The Last Entry in the Journal

(There are small bloody fingerprints like those of a child on this entry, smeared by what looks to be the remnants of tears)



It is my tenth year.

And I am kneeling now by my beloved’s side, my husband sense the day of my birth, 6 years older then I and always smiling. Optimistic and sweet, kind and gentle, light among the darkness, he was my opposite Thom was. I was darkness born of a bloodline of light; he was light born of a bloodline of darkness. I am on the right side of the bed, Drefan on his left. There were chairs but that didn’t matter, we both knelt. We each held one of Thom’s hands in ours clasping the withered fingers, his body so gaunt now, and he coughed. He coughed blood. Like me. It was disease, Thom was dying of disease, and I knew, I knew it in my heart it was the disease Korian died of. Contagion, a necromantic spell that inflicts a disease on the target and the target had been Korian...So Thom was just a causality.
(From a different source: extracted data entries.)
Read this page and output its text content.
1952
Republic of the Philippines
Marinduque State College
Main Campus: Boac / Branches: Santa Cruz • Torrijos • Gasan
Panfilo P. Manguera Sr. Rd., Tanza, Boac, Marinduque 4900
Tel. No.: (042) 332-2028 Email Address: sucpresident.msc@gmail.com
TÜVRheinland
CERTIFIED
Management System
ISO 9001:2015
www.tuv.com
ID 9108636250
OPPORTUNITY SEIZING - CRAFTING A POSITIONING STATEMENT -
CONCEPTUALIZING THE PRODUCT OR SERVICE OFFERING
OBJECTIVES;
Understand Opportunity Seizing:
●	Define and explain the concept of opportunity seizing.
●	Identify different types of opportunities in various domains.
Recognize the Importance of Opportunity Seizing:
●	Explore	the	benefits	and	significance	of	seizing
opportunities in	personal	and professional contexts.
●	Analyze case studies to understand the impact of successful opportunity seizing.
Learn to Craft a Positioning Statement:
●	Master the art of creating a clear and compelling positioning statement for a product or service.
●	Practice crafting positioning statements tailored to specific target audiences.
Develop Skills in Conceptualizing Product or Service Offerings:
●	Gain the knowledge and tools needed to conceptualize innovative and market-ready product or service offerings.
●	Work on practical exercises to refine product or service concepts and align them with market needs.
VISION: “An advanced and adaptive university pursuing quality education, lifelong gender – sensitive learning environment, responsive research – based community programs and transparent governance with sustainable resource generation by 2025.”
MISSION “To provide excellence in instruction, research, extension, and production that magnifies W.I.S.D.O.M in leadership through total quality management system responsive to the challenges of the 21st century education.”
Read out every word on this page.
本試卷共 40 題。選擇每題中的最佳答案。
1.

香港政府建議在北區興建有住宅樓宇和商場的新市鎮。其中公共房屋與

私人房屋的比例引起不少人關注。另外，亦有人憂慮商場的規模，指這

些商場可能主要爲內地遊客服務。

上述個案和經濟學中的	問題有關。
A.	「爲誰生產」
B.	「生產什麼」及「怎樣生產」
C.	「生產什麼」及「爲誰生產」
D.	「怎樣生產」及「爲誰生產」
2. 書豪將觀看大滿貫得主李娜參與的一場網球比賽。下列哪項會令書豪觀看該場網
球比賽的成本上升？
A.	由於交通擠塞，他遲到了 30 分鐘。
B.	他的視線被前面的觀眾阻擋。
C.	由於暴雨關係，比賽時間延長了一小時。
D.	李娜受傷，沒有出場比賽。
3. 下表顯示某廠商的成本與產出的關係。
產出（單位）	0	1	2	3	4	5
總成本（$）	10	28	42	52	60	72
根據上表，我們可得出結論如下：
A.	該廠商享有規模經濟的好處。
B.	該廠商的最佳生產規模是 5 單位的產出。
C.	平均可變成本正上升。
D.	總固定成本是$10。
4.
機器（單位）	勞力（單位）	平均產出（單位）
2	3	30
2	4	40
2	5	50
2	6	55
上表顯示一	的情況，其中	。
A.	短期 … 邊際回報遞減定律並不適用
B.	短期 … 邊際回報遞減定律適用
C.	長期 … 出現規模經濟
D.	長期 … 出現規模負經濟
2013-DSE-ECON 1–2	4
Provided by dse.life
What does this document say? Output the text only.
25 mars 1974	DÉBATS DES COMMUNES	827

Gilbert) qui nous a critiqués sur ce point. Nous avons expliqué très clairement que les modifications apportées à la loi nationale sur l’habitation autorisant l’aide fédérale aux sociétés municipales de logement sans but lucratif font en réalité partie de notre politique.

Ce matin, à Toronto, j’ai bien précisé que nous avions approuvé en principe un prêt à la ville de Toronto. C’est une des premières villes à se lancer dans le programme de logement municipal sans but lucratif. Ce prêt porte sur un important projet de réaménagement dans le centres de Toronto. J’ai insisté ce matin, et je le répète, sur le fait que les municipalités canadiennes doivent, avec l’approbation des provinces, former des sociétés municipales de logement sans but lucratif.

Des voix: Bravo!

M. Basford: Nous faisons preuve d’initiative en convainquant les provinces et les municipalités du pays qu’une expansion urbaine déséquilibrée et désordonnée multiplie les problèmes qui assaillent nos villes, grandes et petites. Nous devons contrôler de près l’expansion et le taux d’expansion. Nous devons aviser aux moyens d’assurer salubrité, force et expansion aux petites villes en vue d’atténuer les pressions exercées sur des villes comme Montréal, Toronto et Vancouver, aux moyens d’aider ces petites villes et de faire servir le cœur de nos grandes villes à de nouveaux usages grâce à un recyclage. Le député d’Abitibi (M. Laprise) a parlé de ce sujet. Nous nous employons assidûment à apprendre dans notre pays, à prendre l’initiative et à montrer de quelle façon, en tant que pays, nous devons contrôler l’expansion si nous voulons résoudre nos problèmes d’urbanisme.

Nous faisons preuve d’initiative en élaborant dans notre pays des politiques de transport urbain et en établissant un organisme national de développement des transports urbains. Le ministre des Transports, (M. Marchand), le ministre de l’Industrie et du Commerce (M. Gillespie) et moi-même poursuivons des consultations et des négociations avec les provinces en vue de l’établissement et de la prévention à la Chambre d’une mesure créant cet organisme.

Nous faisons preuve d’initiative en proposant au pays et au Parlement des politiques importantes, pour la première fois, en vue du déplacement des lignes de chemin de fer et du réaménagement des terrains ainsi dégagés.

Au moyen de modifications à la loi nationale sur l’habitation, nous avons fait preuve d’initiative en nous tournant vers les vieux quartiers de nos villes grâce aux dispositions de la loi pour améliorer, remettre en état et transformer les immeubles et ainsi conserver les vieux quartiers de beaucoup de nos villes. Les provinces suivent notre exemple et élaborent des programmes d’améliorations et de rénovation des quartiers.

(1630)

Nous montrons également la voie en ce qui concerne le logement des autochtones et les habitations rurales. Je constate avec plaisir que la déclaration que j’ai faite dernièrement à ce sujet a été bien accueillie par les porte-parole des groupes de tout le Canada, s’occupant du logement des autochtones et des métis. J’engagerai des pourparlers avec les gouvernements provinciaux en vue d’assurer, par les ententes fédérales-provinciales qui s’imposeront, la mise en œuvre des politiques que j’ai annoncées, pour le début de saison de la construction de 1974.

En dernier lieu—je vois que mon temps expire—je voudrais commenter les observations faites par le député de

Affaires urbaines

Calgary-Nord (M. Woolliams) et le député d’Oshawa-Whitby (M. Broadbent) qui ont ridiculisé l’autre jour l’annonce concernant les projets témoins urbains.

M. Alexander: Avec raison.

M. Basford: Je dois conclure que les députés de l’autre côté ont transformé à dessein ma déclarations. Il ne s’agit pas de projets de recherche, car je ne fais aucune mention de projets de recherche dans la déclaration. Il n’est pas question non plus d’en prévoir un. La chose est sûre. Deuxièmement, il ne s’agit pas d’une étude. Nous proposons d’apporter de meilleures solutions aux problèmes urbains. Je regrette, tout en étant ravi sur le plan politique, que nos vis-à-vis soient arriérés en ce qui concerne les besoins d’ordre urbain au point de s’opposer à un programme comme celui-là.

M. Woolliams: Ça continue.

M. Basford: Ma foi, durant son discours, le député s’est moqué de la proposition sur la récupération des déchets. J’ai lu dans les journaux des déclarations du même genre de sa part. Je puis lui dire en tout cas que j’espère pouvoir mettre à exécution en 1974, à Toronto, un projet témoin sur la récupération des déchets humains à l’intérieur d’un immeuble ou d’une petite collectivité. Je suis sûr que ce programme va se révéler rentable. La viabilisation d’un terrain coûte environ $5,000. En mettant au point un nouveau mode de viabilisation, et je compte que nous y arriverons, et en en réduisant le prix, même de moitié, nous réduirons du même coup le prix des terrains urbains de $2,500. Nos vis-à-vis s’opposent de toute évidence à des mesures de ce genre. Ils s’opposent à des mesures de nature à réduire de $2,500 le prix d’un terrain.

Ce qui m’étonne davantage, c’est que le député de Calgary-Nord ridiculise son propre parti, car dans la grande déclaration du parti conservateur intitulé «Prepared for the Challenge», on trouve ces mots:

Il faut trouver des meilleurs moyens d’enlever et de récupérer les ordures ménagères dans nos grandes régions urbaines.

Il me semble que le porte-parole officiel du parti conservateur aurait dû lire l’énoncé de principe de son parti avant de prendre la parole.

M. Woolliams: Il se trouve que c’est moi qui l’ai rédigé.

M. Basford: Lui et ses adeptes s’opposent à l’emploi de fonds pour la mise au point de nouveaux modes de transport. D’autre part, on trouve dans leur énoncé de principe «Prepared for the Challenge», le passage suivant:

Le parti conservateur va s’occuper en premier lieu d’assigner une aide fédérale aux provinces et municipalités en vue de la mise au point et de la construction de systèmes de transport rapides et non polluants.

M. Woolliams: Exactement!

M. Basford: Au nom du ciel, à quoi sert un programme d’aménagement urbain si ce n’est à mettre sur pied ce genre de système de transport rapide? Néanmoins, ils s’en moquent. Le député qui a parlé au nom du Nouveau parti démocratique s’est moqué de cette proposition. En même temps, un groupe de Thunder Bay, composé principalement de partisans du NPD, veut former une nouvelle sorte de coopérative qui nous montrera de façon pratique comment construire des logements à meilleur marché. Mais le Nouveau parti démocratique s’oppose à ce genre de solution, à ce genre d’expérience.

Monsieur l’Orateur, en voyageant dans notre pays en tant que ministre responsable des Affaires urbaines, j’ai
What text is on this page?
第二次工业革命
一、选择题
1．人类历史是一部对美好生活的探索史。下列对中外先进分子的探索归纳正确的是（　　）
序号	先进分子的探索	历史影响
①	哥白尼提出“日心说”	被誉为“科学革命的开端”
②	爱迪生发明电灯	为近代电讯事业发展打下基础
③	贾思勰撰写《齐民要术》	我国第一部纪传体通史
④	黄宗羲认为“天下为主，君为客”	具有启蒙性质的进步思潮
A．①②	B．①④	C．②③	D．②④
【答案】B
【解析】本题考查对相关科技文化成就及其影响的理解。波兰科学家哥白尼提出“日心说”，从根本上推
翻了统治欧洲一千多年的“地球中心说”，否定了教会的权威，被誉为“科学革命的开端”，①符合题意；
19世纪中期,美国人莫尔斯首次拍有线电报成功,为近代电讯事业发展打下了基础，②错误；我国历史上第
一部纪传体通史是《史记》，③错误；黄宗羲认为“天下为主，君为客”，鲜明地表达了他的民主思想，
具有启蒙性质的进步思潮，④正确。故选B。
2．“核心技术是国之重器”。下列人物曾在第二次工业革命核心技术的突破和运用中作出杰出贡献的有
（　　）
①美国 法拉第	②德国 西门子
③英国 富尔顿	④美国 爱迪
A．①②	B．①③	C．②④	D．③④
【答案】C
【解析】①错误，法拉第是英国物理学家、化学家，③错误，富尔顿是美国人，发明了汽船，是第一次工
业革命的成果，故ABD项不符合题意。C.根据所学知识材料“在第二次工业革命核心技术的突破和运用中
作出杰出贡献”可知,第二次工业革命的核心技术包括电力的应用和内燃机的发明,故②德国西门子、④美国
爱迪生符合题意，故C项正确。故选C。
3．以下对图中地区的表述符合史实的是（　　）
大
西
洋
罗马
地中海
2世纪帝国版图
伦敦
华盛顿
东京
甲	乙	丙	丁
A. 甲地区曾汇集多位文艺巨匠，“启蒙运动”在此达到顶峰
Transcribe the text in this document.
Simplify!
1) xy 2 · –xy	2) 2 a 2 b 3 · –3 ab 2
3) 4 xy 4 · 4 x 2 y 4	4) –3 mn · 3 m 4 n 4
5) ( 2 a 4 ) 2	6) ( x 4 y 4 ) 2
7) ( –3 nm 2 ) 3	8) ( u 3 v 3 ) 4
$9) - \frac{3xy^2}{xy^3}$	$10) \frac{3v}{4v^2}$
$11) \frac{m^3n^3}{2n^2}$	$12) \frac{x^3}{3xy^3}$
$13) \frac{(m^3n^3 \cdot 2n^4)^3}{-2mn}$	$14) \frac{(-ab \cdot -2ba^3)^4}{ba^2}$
He had to be, Drefan would never mean the death of his brother, I knew Thom was everything to the both of us.

Drefan’s hands grasp Thom’s left hand as tightly as I grasped Thom’s right and Drefan starred into the greying green orbs, so tired and nearly lost to us now. The infirmary in the castle was empty except for us, the clerics had cleared out, as there was nothing they could do for him now. They had left us to be with him in his final moments and I leaned down to Thom’s cheek and I nosed it. His eyes moved to me and I smiled for him and I whispered, “The Arch Angel Azreal will come and pick you up and bring you to a place where you can sleep for a long time. Where you won’t hurt anymore and you will have an easier time breathing.” I mimicked his voice as I relayed his words perfectly from my eidetic memory, of when Thom explained of death to me. It seemed so long ago, but it was only three years ago that I learned I would die young. And yet in the end, I lived as Thom died, was this a punishment for my sins?